Zakaz przemieszczania. Czy za jazdę na rowerze mogę dostać mandat?
- To zależy - słyszymy od Dariusza Rajskiego z Komendy Miejskiej Policji we Wrocławiu. - To zależy od tego, w jakich okolicznościach i po co ktoś jedzie na tym rowerze. Jeśli te okoliczności będą wskazywały, że ktoś mimo wszystko nie realizuje żadnych życiowych potrzeb, to będzie występował przeciwko tym przepisom. Jeżeli jednak to jest wpisane w realizację potrzeb niezbędnych dla danej osoby, to wówczas nie będzie łamał tego zakazu.
Okazuje się, że jest to sprawa naprawdę bardzo indywidualna.
- Policjanci podczas interwencji rozmawiają z daną osobą i dopiero na podstawie tej rozmowy będą w stanie ocenić, czy jego zachowanie nie stoi w sprzeczności z obowiązującymi przepisami - dodaje Dariusz Rajski.
Polecany artykuł:
Zakaz przemieszczania. Czy jest zakaz jazdy na rowerze?

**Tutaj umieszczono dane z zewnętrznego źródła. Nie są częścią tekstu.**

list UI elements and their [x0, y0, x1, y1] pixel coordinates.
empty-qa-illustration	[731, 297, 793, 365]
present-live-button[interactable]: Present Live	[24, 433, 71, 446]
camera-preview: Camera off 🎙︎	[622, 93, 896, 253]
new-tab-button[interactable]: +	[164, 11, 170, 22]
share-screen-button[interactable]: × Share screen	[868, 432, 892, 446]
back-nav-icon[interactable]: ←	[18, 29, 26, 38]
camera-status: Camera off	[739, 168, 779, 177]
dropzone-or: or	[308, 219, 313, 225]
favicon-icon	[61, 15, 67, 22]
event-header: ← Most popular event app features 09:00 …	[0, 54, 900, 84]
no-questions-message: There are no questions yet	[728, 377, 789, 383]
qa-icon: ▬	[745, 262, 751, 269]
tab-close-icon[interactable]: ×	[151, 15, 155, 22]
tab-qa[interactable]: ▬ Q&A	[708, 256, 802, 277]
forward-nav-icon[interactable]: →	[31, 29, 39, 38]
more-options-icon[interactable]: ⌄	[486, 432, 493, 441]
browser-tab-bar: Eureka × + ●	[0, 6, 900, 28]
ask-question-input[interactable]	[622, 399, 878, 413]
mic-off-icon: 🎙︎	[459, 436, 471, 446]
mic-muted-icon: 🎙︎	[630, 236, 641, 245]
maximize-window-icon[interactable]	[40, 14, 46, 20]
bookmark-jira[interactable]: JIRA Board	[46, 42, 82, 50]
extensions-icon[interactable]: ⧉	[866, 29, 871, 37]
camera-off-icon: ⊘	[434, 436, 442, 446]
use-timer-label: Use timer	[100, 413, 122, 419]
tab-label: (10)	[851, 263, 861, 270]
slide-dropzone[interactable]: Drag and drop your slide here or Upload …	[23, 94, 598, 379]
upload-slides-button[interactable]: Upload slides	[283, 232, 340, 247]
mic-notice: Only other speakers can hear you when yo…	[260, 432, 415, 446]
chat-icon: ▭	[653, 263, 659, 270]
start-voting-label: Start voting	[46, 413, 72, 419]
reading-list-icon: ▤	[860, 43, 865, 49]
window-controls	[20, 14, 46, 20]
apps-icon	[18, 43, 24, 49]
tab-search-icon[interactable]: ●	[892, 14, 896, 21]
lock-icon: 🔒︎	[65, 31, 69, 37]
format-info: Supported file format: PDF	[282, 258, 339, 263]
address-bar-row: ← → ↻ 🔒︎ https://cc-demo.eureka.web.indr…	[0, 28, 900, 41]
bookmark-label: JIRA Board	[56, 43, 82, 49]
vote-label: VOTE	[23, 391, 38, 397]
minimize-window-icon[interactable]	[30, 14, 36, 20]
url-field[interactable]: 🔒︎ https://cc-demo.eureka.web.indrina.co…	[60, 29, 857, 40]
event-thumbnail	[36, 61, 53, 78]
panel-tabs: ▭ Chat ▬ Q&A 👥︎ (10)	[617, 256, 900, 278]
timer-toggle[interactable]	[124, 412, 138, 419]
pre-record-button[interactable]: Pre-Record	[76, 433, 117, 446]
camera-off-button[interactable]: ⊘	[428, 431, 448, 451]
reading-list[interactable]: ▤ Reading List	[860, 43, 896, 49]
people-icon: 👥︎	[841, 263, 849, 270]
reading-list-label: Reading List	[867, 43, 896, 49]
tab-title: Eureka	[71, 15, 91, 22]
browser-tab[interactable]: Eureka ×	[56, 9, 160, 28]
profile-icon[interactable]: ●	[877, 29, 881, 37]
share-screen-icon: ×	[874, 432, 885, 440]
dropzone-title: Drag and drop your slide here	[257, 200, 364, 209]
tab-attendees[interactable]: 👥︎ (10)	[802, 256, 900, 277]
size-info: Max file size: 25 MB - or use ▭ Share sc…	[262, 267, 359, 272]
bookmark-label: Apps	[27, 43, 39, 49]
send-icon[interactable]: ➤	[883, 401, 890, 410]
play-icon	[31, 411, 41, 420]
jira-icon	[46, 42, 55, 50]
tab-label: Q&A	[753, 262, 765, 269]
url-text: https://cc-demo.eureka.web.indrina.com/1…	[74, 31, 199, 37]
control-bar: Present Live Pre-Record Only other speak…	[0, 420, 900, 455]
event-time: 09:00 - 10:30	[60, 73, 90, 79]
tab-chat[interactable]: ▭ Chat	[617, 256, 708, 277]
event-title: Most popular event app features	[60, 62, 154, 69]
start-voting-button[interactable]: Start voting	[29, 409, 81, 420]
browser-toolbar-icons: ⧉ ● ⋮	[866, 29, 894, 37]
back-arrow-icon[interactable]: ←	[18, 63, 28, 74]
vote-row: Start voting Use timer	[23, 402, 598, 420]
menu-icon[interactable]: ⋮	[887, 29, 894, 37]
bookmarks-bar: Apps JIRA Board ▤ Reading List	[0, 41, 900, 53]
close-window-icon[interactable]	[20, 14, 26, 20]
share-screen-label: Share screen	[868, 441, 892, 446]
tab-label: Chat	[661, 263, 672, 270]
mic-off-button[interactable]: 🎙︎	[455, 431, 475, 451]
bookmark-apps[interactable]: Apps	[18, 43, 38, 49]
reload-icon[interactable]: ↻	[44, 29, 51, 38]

Zakazu jazdy na rowerze nie ma, więc jadąc na rowerze do pracy nie musicie się martwić, że dostaniecie mandat. Zanim jednak zdecydujemy się wyjść z domu w celu rekreacyjnym, musimy mocno się zastanowić, czy jest nam to naprawdę niezbędne. Ograniczając kontakty z innymi osobami, minimalizujemy prawdopodobieństwo zarażenia się koronawirusem.
- Muszę przyznać, że wrocławianie są bardzo zdyscyplinowani i stosują się do panujących przepisów. Policjanci na pewno reagują na każdą sytuację, gdzie widzą, że gromadzą się grupy osób - mówi Dariusz Rajski.
Zakaz przemieszczania: Jazda na rowerze. Jaka jest wysokość mandatu za jazdę na rowerze w celach rekreacyjnych?
Największe zagrożenie rozprzestrzeniania się wirusa to gromadzenie się w grupach i policja zwraca szczególną uwagę właśnie na takie sytuacje. Nie jest jednak wykluczone, że zatrzyma do kontroli rowerzystę.
- Zgodnie ze stanem prawnym możemy pouczyć, nałożyć mandat albo skierować wniosek do powiatowego inspektora sanitarnego. On z kolei może nałożyć grzywnę od 5 do nawet 30 tys. złotych - mówi Dariusz Rajski.